Tesla Motors Inc. shares soared in extended trading after the electric car maker delivered a strong fourth-quarter performance and said that it expects sales of its vehicles to increase sharply this year.
The Palo Alto, Calif., company said Wednesday that it expects to deliver more than 35,000 of its Model S sedans in 2014, up 55 percent from last year.
That compares with a forecast from an industry analyst at Barclays that the company would produce 29,800 in 2014.
Tesla investors focus heavily on the car maker's forecasts as demand has outstripped its supply in the past. The company said battery cell supply will continue to constrain its production but expects that should improve in the second half of the year.
It had previously said that its sales in the October-December period were the highest in its history, with almost 6,900 Model S delivered.
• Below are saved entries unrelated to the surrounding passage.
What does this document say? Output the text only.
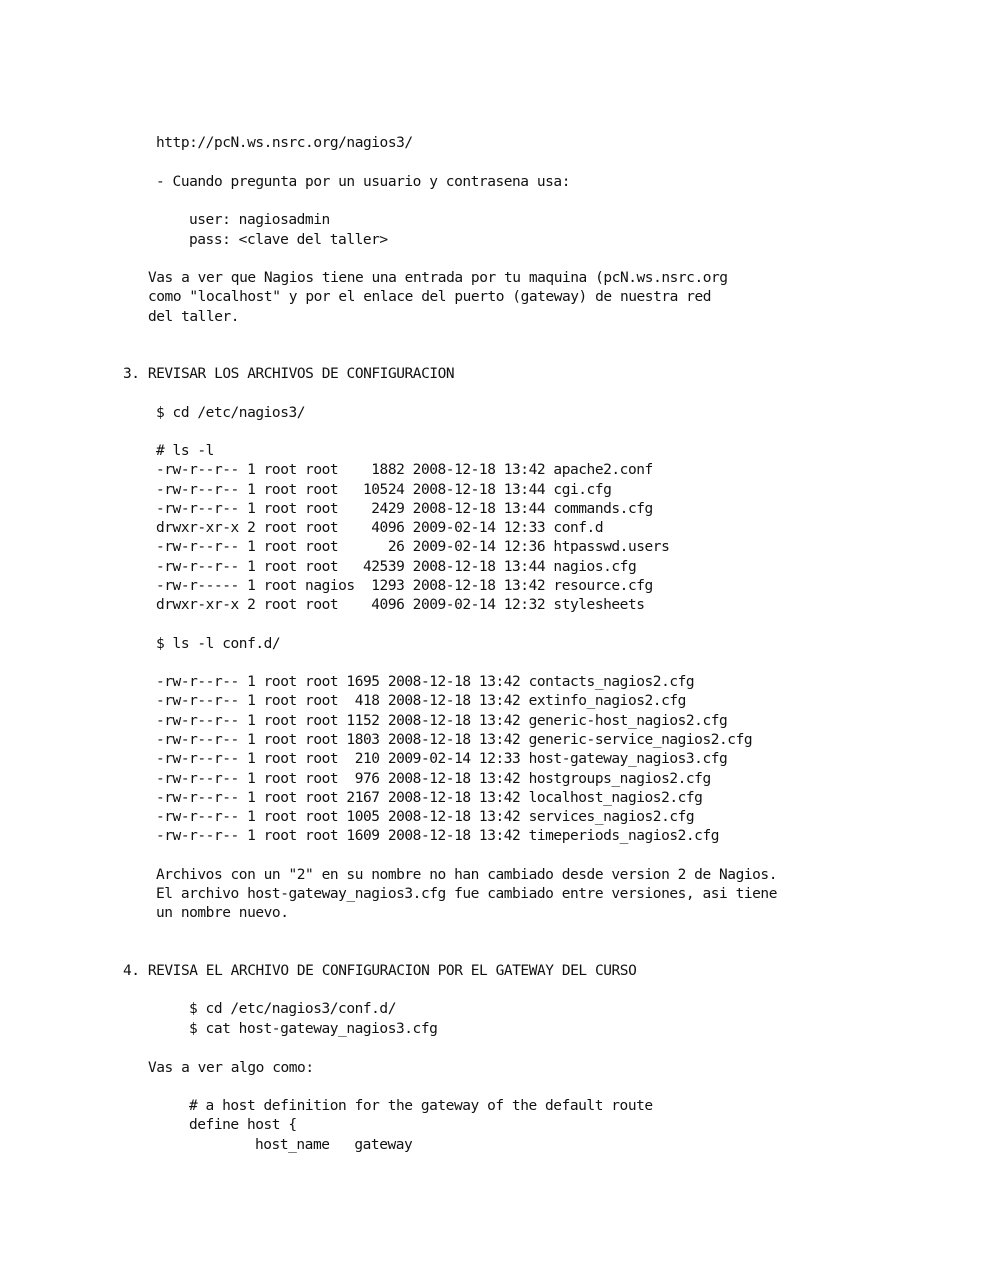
http://pcN.ws.nsrc.org/nagios3/

- Cuando pregunta por un usuario y contrasena usa:

user: nagiosadmin

pass: <clave del taller>

Vas a ver que Nagios tiene una entrada por tu maquina (pcN.ws.nsrc.org

como "localhost" y por el enlace del puerto (gateway) de nuestra red

del taller.

3. REVISAR LOS ARCHIVOS DE CONFIGURACION

$ cd /etc/nagios3/

# ls -l

-rw-r--r-- 1 root root    1882 2008-12-18 13:42 apache2.conf

-rw-r--r-- 1 root root   10524 2008-12-18 13:44 cgi.cfg

-rw-r--r-- 1 root root    2429 2008-12-18 13:44 commands.cfg

drwxr-xr-x 2 root root    4096 2009-02-14 12:33 conf.d

-rw-r--r-- 1 root root      26 2009-02-14 12:36 htpasswd.users

-rw-r--r-- 1 root root   42539 2008-12-18 13:44 nagios.cfg

-rw-r----- 1 root nagios  1293 2008-12-18 13:42 resource.cfg

drwxr-xr-x 2 root root    4096 2009-02-14 12:32 stylesheets

$ ls -l conf.d/

-rw-r--r-- 1 root root 1695 2008-12-18 13:42 contacts_nagios2.cfg

-rw-r--r-- 1 root root  418 2008-12-18 13:42 extinfo_nagios2.cfg

-rw-r--r-- 1 root root 1152 2008-12-18 13:42 generic-host_nagios2.cfg

-rw-r--r-- 1 root root 1803 2008-12-18 13:42 generic-service_nagios2.cfg

-rw-r--r-- 1 root root  210 2009-02-14 12:33 host-gateway_nagios3.cfg

-rw-r--r-- 1 root root  976 2008-12-18 13:42 hostgroups_nagios2.cfg

-rw-r--r-- 1 root root 2167 2008-12-18 13:42 localhost_nagios2.cfg

-rw-r--r-- 1 root root 1005 2008-12-18 13:42 services_nagios2.cfg

-rw-r--r-- 1 root root 1609 2008-12-18 13:42 timeperiods_nagios2.cfg

Archivos con un "2" en su nombre no han cambiado desde version 2 de Nagios.

El archivo host-gateway_nagios3.cfg fue cambiado entre versiones, asi tiene

un nombre nuevo.

4. REVISA EL ARCHIVO DE CONFIGURACION POR EL GATEWAY DEL CURSO

$ cd /etc/nagios3/conf.d/

$ cat host-gateway_nagios3.cfg

Vas a ver algo como:

# a host definition for the gateway of the default route

define host {

host_name   gateway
That was well ahead of the just over 5,500 it sold in the July-September period.
The Model S, which starts at $70,000 and can go up to 300 miles on a battery charge, is Tesla's only vehicle on the market right now.
To meet the rising demand, the company plans improvements at its lone factory, a former Toyota-General Motors plant in Fremont, Calif.
CEO Elon Musk told analysts on a conference call Wednesday that Tesla is building a new final assembly line that will allow it to increase production to more than 1,000 cars per week from the current pace of 600 a week.
The new line will be in place by around the end of September. Tesla also is building a separate body-construction line to make the plant more efficient and ramp up for the Model X, a new electric SUV that it will start producing later this year.
"We'll be able to ramp our production rate quite a bit with a very small increase in hiring," Musk said. "Our labor efficiency essentially is likely to improve a lot over the course of this year."
During the fourth quarter, Tesla posted a loss of $16.3 million, or 13 cents per share, far smaller than a loss of $89.9 million, or 79 cents per share, in the prior year.
Tesla, which argues that these figures do not reflect its true performance because accounting rules limit how it records revenue for leases, earned 33 cents per share on an adjusted basis. That far surpassed analyst expectations of 23 cents per share, according to FactSet.